June 25, 2003

CHUTZPAH: Author and social critic

CHUTZPAH: Author and social critic Douglas Rushkoff has a very convincing and very brave piece in last week's New York Press on what he calls "The Death of Institutional Judaism." I don't agree with all of Rushhoff's views, but he's saying very important things- many of which I've thought myself for quite some time.
Rushkoff's NYP piece is extrapolated from his current book "Nothing Sacred: The Truth About Judaism," which I have not yet read but plan to. In a few months on the shelves the book has caused nearly as much controversey as the mid-'90s priest-centered TV series of the same name, with Rushkoff being called everything from a self-hating Jew to an anti-Semite to (since his mother is a gentile) not even a Jew at all.
I should say right off the bat that parts of Rushkoff's critique of modern Judaism very much rub me the wrong way: he doesn't appear to be a Zionist; I am. He seems to all but completely reject religiosity and literal belief in God; I do not. And his belief that all Judaism should be centered around "social justice" is something I've long opposed, as too often (especially in the Reform movement) "social justice" becomes nothing but a synomym for a left-wing politics that has little to nothing to do with Judaism itself.

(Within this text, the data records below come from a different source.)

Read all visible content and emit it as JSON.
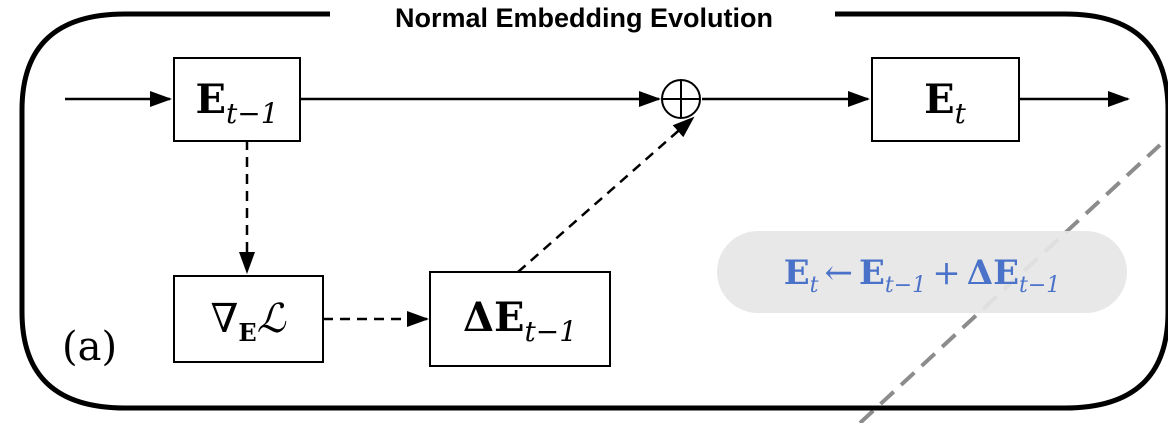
{
  "title": "Normal Embedding Evolution",
  "panel_label": "(a)",
  "colors": {
    "stroke": "#000000",
    "formula_text": "#4a72c8",
    "formula_bg": "#e6e6e6",
    "diagonal": "#8c8c8c"
  },
  "nodes": {
    "e_prev": {
      "main": "E",
      "sub": "t−1"
    },
    "e_curr": {
      "main": "E",
      "sub": "t"
    },
    "grad": {
      "main": "∇",
      "sub": "E",
      "tail": "ℒ"
    },
    "delta": {
      "main": "ΔE",
      "sub": "t−1"
    },
    "sum": {
      "symbol": "⊕"
    }
  },
  "formula": {
    "lhs": "E",
    "lhs_sub": "t",
    "arrow": "←",
    "term1": "E",
    "term1_sub": "t−1",
    "plus": "+",
    "term2": "ΔE",
    "term2_sub": "t−1"
  }
}
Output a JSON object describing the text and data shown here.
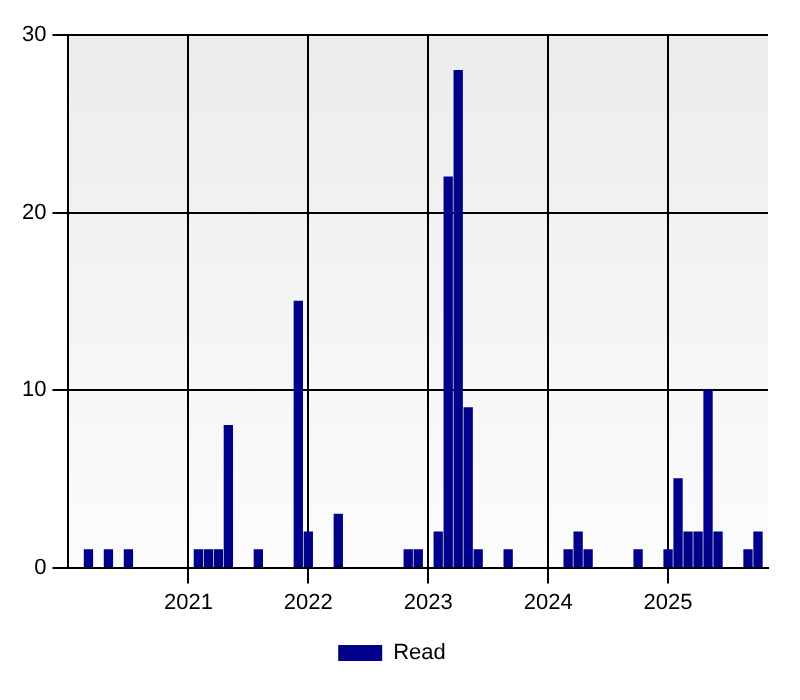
{
  "chart_data": {
    "type": "bar",
    "x": [
      "2020-03",
      "2020-05",
      "2020-07",
      "2021-02",
      "2021-03",
      "2021-04",
      "2021-05",
      "2021-08",
      "2021-12",
      "2022-01",
      "2022-04",
      "2022-11",
      "2022-12",
      "2023-02",
      "2023-03",
      "2023-04",
      "2023-05",
      "2023-06",
      "2023-09",
      "2024-03",
      "2024-04",
      "2024-05",
      "2024-10",
      "2025-01",
      "2025-02",
      "2025-03",
      "2025-04",
      "2025-05",
      "2025-06",
      "2025-09",
      "2025-10"
    ],
    "series": [
      {
        "name": "Read",
        "color": "#00008b",
        "values": [
          1,
          1,
          1,
          1,
          1,
          1,
          8,
          1,
          15,
          2,
          3,
          1,
          1,
          2,
          22,
          28,
          9,
          1,
          1,
          1,
          2,
          1,
          1,
          1,
          5,
          2,
          2,
          10,
          2,
          1,
          2
        ]
      }
    ],
    "xlim": [
      "2020-01",
      "2025-11"
    ],
    "xticks": [
      "2021",
      "2022",
      "2023",
      "2024",
      "2025"
    ],
    "ylim": [
      0,
      30
    ],
    "yticks": [
      0,
      10,
      20,
      30
    ],
    "grid": true,
    "legend": "bottom"
  }
}
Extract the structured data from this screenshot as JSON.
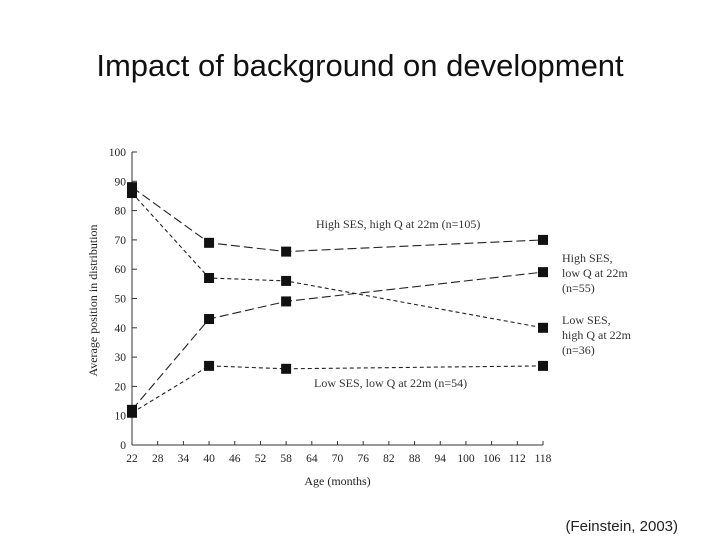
{
  "slide": {
    "title": "Impact of background on development",
    "citation": "(Feinstein, 2003)"
  },
  "chart_data": {
    "type": "line",
    "title": "",
    "xlabel": "Age (months)",
    "ylabel": "Average position in distribution",
    "xlim": [
      22,
      118
    ],
    "ylim": [
      0,
      100
    ],
    "xticks": [
      22,
      28,
      34,
      40,
      46,
      52,
      58,
      64,
      70,
      76,
      82,
      88,
      94,
      100,
      106,
      112,
      118
    ],
    "yticks": [
      0,
      10,
      20,
      30,
      40,
      50,
      60,
      70,
      80,
      90,
      100
    ],
    "grid": false,
    "legend": "none",
    "marker": "square",
    "series": [
      {
        "name": "High SES, high Q at 22m (n=105)",
        "dash": "long-dash",
        "x": [
          22,
          40,
          58,
          118
        ],
        "y": [
          88,
          69,
          66,
          70
        ]
      },
      {
        "name": "High SES, low Q at 22m (n=55)",
        "dash": "long-dash",
        "x": [
          22,
          40,
          58,
          118
        ],
        "y": [
          12,
          43,
          49,
          59
        ]
      },
      {
        "name": "Low SES, high Q at 22m (n=36)",
        "dash": "short-dash",
        "x": [
          22,
          40,
          58,
          118
        ],
        "y": [
          86,
          57,
          56,
          40
        ]
      },
      {
        "name": "Low SES, low Q at 22m (n=54)",
        "dash": "short-dash",
        "x": [
          22,
          40,
          58,
          118
        ],
        "y": [
          11,
          27,
          26,
          27
        ]
      }
    ],
    "annotations": [
      {
        "lines": [
          "High SES, high Q at 22m (n=105)"
        ],
        "series": 0
      },
      {
        "lines": [
          "High SES,",
          "low Q at 22m",
          "(n=55)"
        ],
        "series": 1
      },
      {
        "lines": [
          "Low SES,",
          "high Q at 22m",
          "(n=36)"
        ],
        "series": 2
      },
      {
        "lines": [
          "Low SES, low Q at 22m (n=54)"
        ],
        "series": 3
      }
    ]
  }
}
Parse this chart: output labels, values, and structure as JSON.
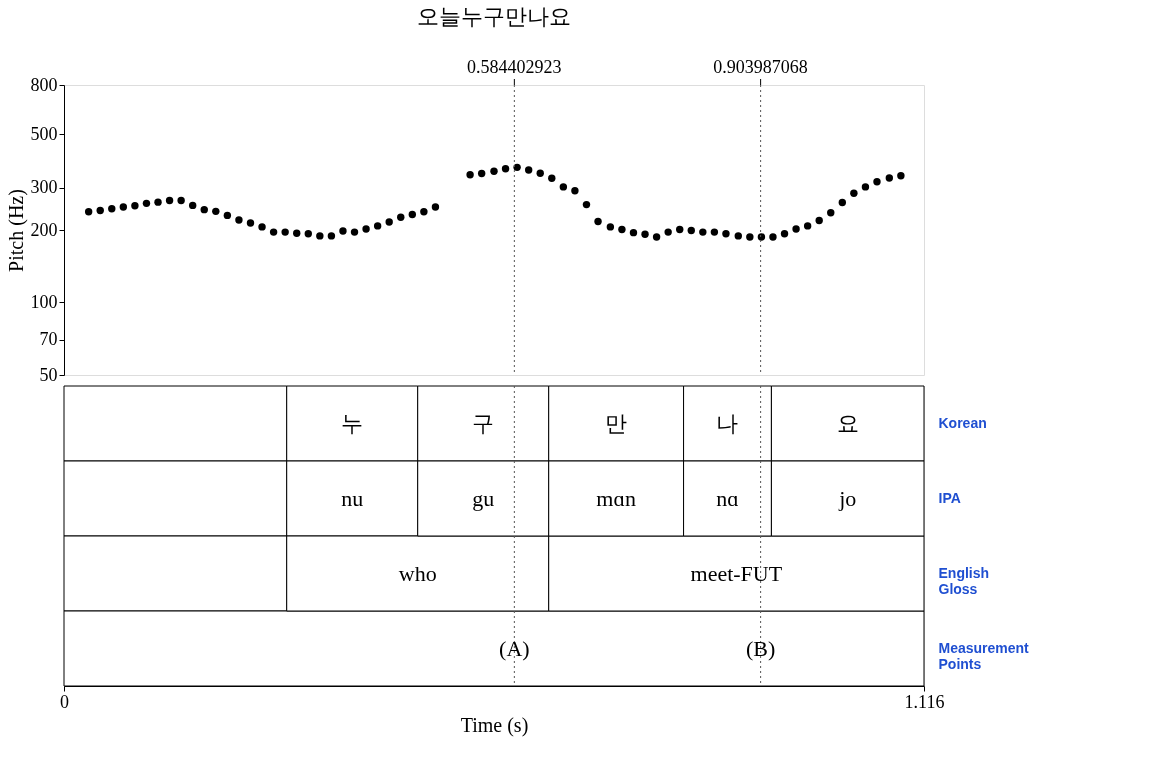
{
  "chart_data": [
    {
      "type": "scatter",
      "title": "오늘누구만나요",
      "ylabel": "Pitch (Hz)",
      "log": "y",
      "marker": "circle",
      "grid": false,
      "tick_labels": "y",
      "xlim": [
        0,
        1.116
      ],
      "ylim": [
        50,
        800
      ],
      "yticks": [
        50,
        70,
        100,
        200,
        300,
        500,
        800
      ],
      "ref_lines": [
        {
          "axis": "x",
          "value": 0.584402923,
          "label": "0.584402923",
          "line_style": "dotted"
        },
        {
          "axis": "x",
          "value": 0.903987068,
          "label": "0.903987068",
          "line_style": "dotted"
        }
      ],
      "series": [
        {
          "color": "#000000",
          "x": [
            0.032,
            0.047,
            0.062,
            0.077,
            0.092,
            0.107,
            0.122,
            0.137,
            0.152,
            0.167,
            0.182,
            0.197,
            0.212,
            0.227,
            0.242,
            0.257,
            0.272,
            0.287,
            0.302,
            0.317,
            0.332,
            0.347,
            0.362,
            0.377,
            0.392,
            0.407,
            0.422,
            0.437,
            0.452,
            0.467,
            0.482,
            0.527,
            0.542,
            0.558,
            0.573,
            0.588,
            0.603,
            0.618,
            0.633,
            0.648,
            0.663,
            0.678,
            0.693,
            0.709,
            0.724,
            0.739,
            0.754,
            0.769,
            0.784,
            0.799,
            0.814,
            0.829,
            0.844,
            0.859,
            0.875,
            0.89,
            0.905,
            0.92,
            0.935,
            0.95,
            0.965,
            0.98,
            0.995,
            1.01,
            1.025,
            1.04,
            1.055,
            1.071,
            1.086
          ],
          "values": [
            238,
            241,
            245,
            249,
            252,
            258,
            261,
            265,
            265,
            253,
            243,
            239,
            230,
            220,
            214,
            206,
            196,
            196,
            194,
            193,
            189,
            189,
            198,
            196,
            202,
            208,
            216,
            226,
            232,
            238,
            249,
            339,
            343,
            351,
            359,
            364,
            355,
            344,
            328,
            302,
            291,
            255,
            217,
            206,
            201,
            195,
            192,
            187,
            196,
            201,
            199,
            196,
            196,
            193,
            189,
            187,
            187,
            187,
            193,
            202,
            208,
            219,
            236,
            260,
            284,
            302,
            317,
            329,
            336
          ]
        }
      ]
    },
    {
      "type": "bar",
      "orientation": "horizontal",
      "stacked": true,
      "xlabel": "Time (s)",
      "xlim": [
        0,
        1.116
      ],
      "xticks": [
        0,
        1.116
      ],
      "categories": [
        "Korean",
        "IPA",
        "English Gloss",
        "Measurement Points"
      ],
      "series": [
        {
          "color": "#ffffff",
          "values": [
            0.289,
            0.289,
            0.289,
            1.116
          ]
        },
        {
          "color": "#ffffff",
          "values": [
            0.17,
            0.17,
            0.34,
            null
          ],
          "value_labels": [
            "누",
            "nu",
            "who",
            null
          ]
        },
        {
          "color": "#ffffff",
          "values": [
            0.17,
            0.17,
            0.487,
            null
          ],
          "value_labels": [
            "구",
            "gu",
            "meet-FUT",
            null
          ]
        },
        {
          "color": "#ffffff",
          "values": [
            0.175,
            0.175,
            null,
            null
          ],
          "value_labels": [
            "만",
            "mɑn",
            null,
            null
          ]
        },
        {
          "color": "#ffffff",
          "values": [
            0.114,
            0.114,
            null,
            null
          ],
          "value_labels": [
            "나",
            "nɑ",
            null,
            null
          ]
        },
        {
          "color": "#ffffff",
          "values": [
            0.198,
            0.198,
            null,
            null
          ],
          "value_labels": [
            "요",
            "jo",
            null,
            null
          ]
        }
      ],
      "annotations": [
        {
          "text": "(A)",
          "x": 0.584402923,
          "y": "Measurement Points"
        },
        {
          "text": "(B)",
          "x": 0.903987068,
          "y": "Measurement Points"
        }
      ],
      "ref_lines": [
        {
          "axis": "x",
          "value": 0.584402923,
          "label": null,
          "line_style": "dotted"
        },
        {
          "axis": "x",
          "value": 0.903987068,
          "label": null,
          "line_style": "dotted"
        }
      ]
    }
  ]
}
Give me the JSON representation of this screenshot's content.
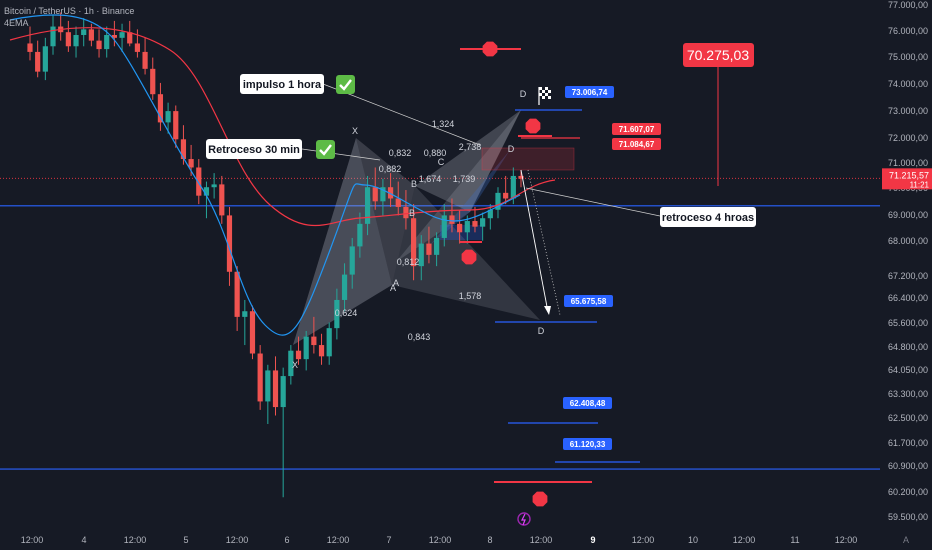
{
  "header": {
    "symbol": "Bitcoin / TetherUS · 1h · Binance",
    "indicator": "4EMA"
  },
  "colors": {
    "background": "#161a25",
    "bull": "#26a69a",
    "bear": "#ef5350",
    "level_line": "#2962ff",
    "ema_fast": "#2196f3",
    "ema_slow": "#f23645",
    "stop": "#f23645",
    "target": "#2962ff",
    "current": "#f23645"
  },
  "chart_data": {
    "type": "candlestick",
    "ylim": [
      59200,
      77400
    ],
    "y_ticks": [
      "77.000,00",
      "76.000,00",
      "75.000,00",
      "74.000,00",
      "73.000,00",
      "72.000,00",
      "71.000,00",
      "70.000,00",
      "69.000,00",
      "68.000,00",
      "67.200,00",
      "66.400,00",
      "65.600,00",
      "64.800,00",
      "64.050,00",
      "63.300,00",
      "62.500,00",
      "61.700,00",
      "60.900,00",
      "60.200,00",
      "59.500,00"
    ],
    "x_ticks": [
      "12:00",
      "4",
      "12:00",
      "5",
      "12:00",
      "6",
      "12:00",
      "7",
      "12:00",
      "8",
      "12:00",
      "9",
      "12:00",
      "10",
      "12:00",
      "11",
      "12:00"
    ],
    "x_tick_bold": [
      false,
      false,
      false,
      false,
      false,
      false,
      false,
      false,
      false,
      false,
      false,
      true,
      false,
      false,
      false,
      false,
      false
    ],
    "current_price": "71.215,57",
    "countdown": "11:21",
    "current_price_value": 71215,
    "support_levels": [
      70240,
      60900
    ],
    "targets": [
      {
        "label": "73.006,74",
        "value": 73007,
        "color": "#2962ff"
      },
      {
        "label": "71.607,07",
        "value": 71607,
        "color": "#f23645"
      },
      {
        "label": "71.084,67",
        "value": 71085,
        "color": "#f23645"
      },
      {
        "label": "65.675,58",
        "value": 65676,
        "color": "#2962ff"
      },
      {
        "label": "62.408,48",
        "value": 62408,
        "color": "#2962ff"
      },
      {
        "label": "61.120,33",
        "value": 61120,
        "color": "#2962ff"
      }
    ],
    "big_price_label": "70.275,03",
    "callouts": [
      "impulso 1 hora",
      "Retroceso 30 min",
      "retroceso 4 hroas"
    ],
    "pattern_labels": {
      "ratios": [
        "1,324",
        "0,832",
        "0,880",
        "2,738",
        "1,674",
        "1,739",
        "1,578",
        "0,624",
        "0,843",
        "0,812",
        "0,882"
      ],
      "points": [
        "X",
        "A",
        "B",
        "C",
        "D",
        "D",
        "D",
        "X",
        "A",
        "B"
      ]
    },
    "stops": [
      76900,
      72400,
      67900,
      59550
    ],
    "ema_note": "two moving averages",
    "candles": [
      {
        "o": 76000,
        "h": 76600,
        "l": 75400,
        "c": 75700
      },
      {
        "o": 75700,
        "h": 76100,
        "l": 74800,
        "c": 75000
      },
      {
        "o": 75000,
        "h": 76200,
        "l": 74700,
        "c": 75900
      },
      {
        "o": 75900,
        "h": 77000,
        "l": 75600,
        "c": 76600
      },
      {
        "o": 76600,
        "h": 77100,
        "l": 76100,
        "c": 76400
      },
      {
        "o": 76400,
        "h": 76800,
        "l": 75700,
        "c": 75900
      },
      {
        "o": 75900,
        "h": 76600,
        "l": 75500,
        "c": 76300
      },
      {
        "o": 76300,
        "h": 76900,
        "l": 75900,
        "c": 76500
      },
      {
        "o": 76500,
        "h": 76700,
        "l": 75900,
        "c": 76100
      },
      {
        "o": 76100,
        "h": 76500,
        "l": 75500,
        "c": 75800
      },
      {
        "o": 75800,
        "h": 76600,
        "l": 75500,
        "c": 76300
      },
      {
        "o": 76300,
        "h": 76800,
        "l": 75900,
        "c": 76200
      },
      {
        "o": 76200,
        "h": 76700,
        "l": 75700,
        "c": 76400
      },
      {
        "o": 76400,
        "h": 76800,
        "l": 75900,
        "c": 76000
      },
      {
        "o": 76000,
        "h": 76500,
        "l": 75500,
        "c": 75700
      },
      {
        "o": 75700,
        "h": 76200,
        "l": 74900,
        "c": 75100
      },
      {
        "o": 75100,
        "h": 75500,
        "l": 74000,
        "c": 74200
      },
      {
        "o": 74200,
        "h": 74600,
        "l": 72900,
        "c": 73200
      },
      {
        "o": 73200,
        "h": 73900,
        "l": 72800,
        "c": 73600
      },
      {
        "o": 73600,
        "h": 73800,
        "l": 72300,
        "c": 72600
      },
      {
        "o": 72600,
        "h": 73100,
        "l": 71700,
        "c": 71900
      },
      {
        "o": 71900,
        "h": 72400,
        "l": 71300,
        "c": 71600
      },
      {
        "o": 71600,
        "h": 71900,
        "l": 70300,
        "c": 70600
      },
      {
        "o": 70600,
        "h": 71100,
        "l": 69800,
        "c": 70900
      },
      {
        "o": 70900,
        "h": 71400,
        "l": 70500,
        "c": 71000
      },
      {
        "o": 71000,
        "h": 71300,
        "l": 69600,
        "c": 69900
      },
      {
        "o": 69900,
        "h": 70200,
        "l": 67400,
        "c": 67900
      },
      {
        "o": 67900,
        "h": 68100,
        "l": 65800,
        "c": 66300
      },
      {
        "o": 66300,
        "h": 66900,
        "l": 65300,
        "c": 66500
      },
      {
        "o": 66500,
        "h": 66700,
        "l": 64800,
        "c": 65000
      },
      {
        "o": 65000,
        "h": 65300,
        "l": 63000,
        "c": 63300
      },
      {
        "o": 63300,
        "h": 64600,
        "l": 62500,
        "c": 64400
      },
      {
        "o": 64400,
        "h": 64900,
        "l": 62800,
        "c": 63100
      },
      {
        "o": 63100,
        "h": 64500,
        "l": 59900,
        "c": 64200
      },
      {
        "o": 64200,
        "h": 65300,
        "l": 63900,
        "c": 65100
      },
      {
        "o": 65100,
        "h": 65600,
        "l": 64600,
        "c": 64800
      },
      {
        "o": 64800,
        "h": 65800,
        "l": 64400,
        "c": 65600
      },
      {
        "o": 65600,
        "h": 66300,
        "l": 65000,
        "c": 65300
      },
      {
        "o": 65300,
        "h": 65700,
        "l": 64600,
        "c": 64900
      },
      {
        "o": 64900,
        "h": 66100,
        "l": 64600,
        "c": 65900
      },
      {
        "o": 65900,
        "h": 67300,
        "l": 65500,
        "c": 66900
      },
      {
        "o": 66900,
        "h": 68200,
        "l": 66500,
        "c": 67800
      },
      {
        "o": 67800,
        "h": 69100,
        "l": 67300,
        "c": 68800
      },
      {
        "o": 68800,
        "h": 70000,
        "l": 68400,
        "c": 69600
      },
      {
        "o": 69600,
        "h": 71300,
        "l": 69200,
        "c": 70900
      },
      {
        "o": 70900,
        "h": 71600,
        "l": 70100,
        "c": 70400
      },
      {
        "o": 70400,
        "h": 71200,
        "l": 69900,
        "c": 70900
      },
      {
        "o": 70900,
        "h": 71400,
        "l": 70200,
        "c": 70500
      },
      {
        "o": 70500,
        "h": 71100,
        "l": 69900,
        "c": 70200
      },
      {
        "o": 70200,
        "h": 70800,
        "l": 69400,
        "c": 69800
      },
      {
        "o": 69800,
        "h": 70300,
        "l": 67600,
        "c": 68100
      },
      {
        "o": 68100,
        "h": 69200,
        "l": 67600,
        "c": 68900
      },
      {
        "o": 68900,
        "h": 69500,
        "l": 68200,
        "c": 68500
      },
      {
        "o": 68500,
        "h": 69300,
        "l": 68100,
        "c": 69100
      },
      {
        "o": 69100,
        "h": 70300,
        "l": 68800,
        "c": 69900
      },
      {
        "o": 69900,
        "h": 70500,
        "l": 69300,
        "c": 69600
      },
      {
        "o": 69600,
        "h": 70100,
        "l": 68900,
        "c": 69300
      },
      {
        "o": 69300,
        "h": 69900,
        "l": 68900,
        "c": 69700
      },
      {
        "o": 69700,
        "h": 70200,
        "l": 69300,
        "c": 69500
      },
      {
        "o": 69500,
        "h": 70000,
        "l": 69000,
        "c": 69800
      },
      {
        "o": 69800,
        "h": 70300,
        "l": 69400,
        "c": 70100
      },
      {
        "o": 70100,
        "h": 70900,
        "l": 69800,
        "c": 70700
      },
      {
        "o": 70700,
        "h": 71300,
        "l": 70300,
        "c": 70500
      },
      {
        "o": 70500,
        "h": 71600,
        "l": 70300,
        "c": 71300
      },
      {
        "o": 71300,
        "h": 71500,
        "l": 70900,
        "c": 71200
      }
    ]
  }
}
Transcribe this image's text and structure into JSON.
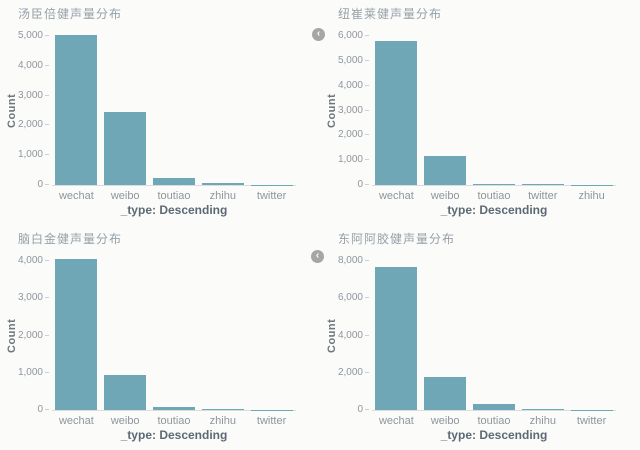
{
  "style": {
    "page_bg": "#fbfbfa",
    "bar_color": "#6FA7B7",
    "axis_line_color": "#dcdcdc",
    "tick_dash_color": "#cfcfcf",
    "tick_label_color": "#8e969c",
    "title_color": "#95a1a9",
    "ylabel_color": "#6e767d",
    "caption_color": "#5d6974",
    "nav_button_color": "#a6a6a6"
  },
  "nav": {
    "top_button": {
      "icon": "chevron-left",
      "symbol": "‹"
    },
    "bottom_button": {
      "icon": "chevron-left",
      "symbol": "‹"
    }
  },
  "chart_data": [
    {
      "type": "bar",
      "title": "汤臣倍健声量分布",
      "xlabel": "_type: Descending",
      "ylabel": "Count",
      "categories": [
        "wechat",
        "weibo",
        "toutiao",
        "zhihu",
        "twitter"
      ],
      "values": [
        5020,
        2450,
        250,
        80,
        10
      ],
      "ylim": [
        0,
        5000
      ],
      "ytick_step": 1000,
      "grid": false,
      "legend": "none"
    },
    {
      "type": "bar",
      "title": "纽崔莱健声量分布",
      "xlabel": "_type: Descending",
      "ylabel": "Count",
      "categories": [
        "wechat",
        "weibo",
        "toutiao",
        "twitter",
        "zhihu"
      ],
      "values": [
        5800,
        1150,
        60,
        35,
        10
      ],
      "ylim": [
        0,
        6000
      ],
      "ytick_step": 1000,
      "grid": false,
      "legend": "none"
    },
    {
      "type": "bar",
      "title": "脑白金健声量分布",
      "xlabel": "_type: Descending",
      "ylabel": "Count",
      "categories": [
        "wechat",
        "weibo",
        "toutiao",
        "zhihu",
        "twitter"
      ],
      "values": [
        4050,
        950,
        90,
        40,
        10
      ],
      "ylim": [
        0,
        4000
      ],
      "ytick_step": 1000,
      "grid": false,
      "legend": "none"
    },
    {
      "type": "bar",
      "title": "东阿阿胶健声量分布",
      "xlabel": "_type: Descending",
      "ylabel": "Count",
      "categories": [
        "wechat",
        "weibo",
        "toutiao",
        "zhihu",
        "twitter"
      ],
      "values": [
        7700,
        1750,
        300,
        40,
        10
      ],
      "ylim": [
        0,
        8000
      ],
      "ytick_step": 2000,
      "grid": false,
      "legend": "none"
    }
  ]
}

So why does the rest of Rushkoff's thesis resonate with me so deeply? For one thing, I admire that he's willing to question long-established tenets of the faith: institutional Judaism, as I've experienced it, has often been all-lockstep, all the time. But more importantly, it's because Rushkoff, in decrying "organized Judaism’s self-defeating obsession with race and numbers," shares my disdain for the habit of Jewish institutions (like the Federations, individual synagogues, and even the ADL) to adopt a Chicken Little philosophy, and accompanying scare tactics that Judaism will DIE if Jews don't acquiesce to a list of demands: reject intermarriage, abandon assimilation, and (of course) donate lots and lots of money.
Rushkoff gets that these tactics not only make the millennia-strong tradition of Judaism look falsely like it's dying on the vine, but they also perpetuate every negative stereotype there is about Jewish people: pushy, money-grubbing, guilt-purveying, elitist, etc. The nadir of this was the Marc Rich pardon in 2001, a truly shameful episode in American Jewish history, when the leaders of virtually every major Jewish organization in America, including Abe Foxman of the ADL, pushed (successfully) for the presidential pardoning of a thief, swindler, and fugitive- really, an example of the absolute worst Judaism has to offer.
Rabbis and purveyors of "checkbook Judaism" have been pulling the "Judaism is dying" card ever since my dad was a kid in the '50s, always (always) with a healthy dose of Holocaust guilt thrown in for good measure. And they're still playing it today despite the facts, which are that Jewish people in America in the 21st century have more power, more influence, and face less adversity than in any society (other than Israel) at any time in human history. We're not in the desert anymore.
No, there's no secret Zionist conspiracy or "cabal," but many individual Jews -and more importantly, Jewish culture- has managed to rise high in American life. How else could "Seinfeld" have been the most popular television show of all time? Rather than continuing the counter-productive pity-party, I'd like to see Jewish "leaders" actually look as these advances as something to be proud of, as they are.
I really believe, as Rushkoff writes, that many of those who abandon Judaism do so because of this sort of stuff, not despite it. But in any pluralistic society, some people will choose not to buy into religion- and I wouldn't want to live in a society in which everyone did. And besides, is the percentage of Jews that choose to reject Judaism anywhere close to that of Catholics who reject Catholicism? I don't think I've ever heard anyone over 30 call himself a "recovering Jew."
These are all important issues that are long overdue for re-examination, and I look forward to reading Rushkoff's book and looking at them further.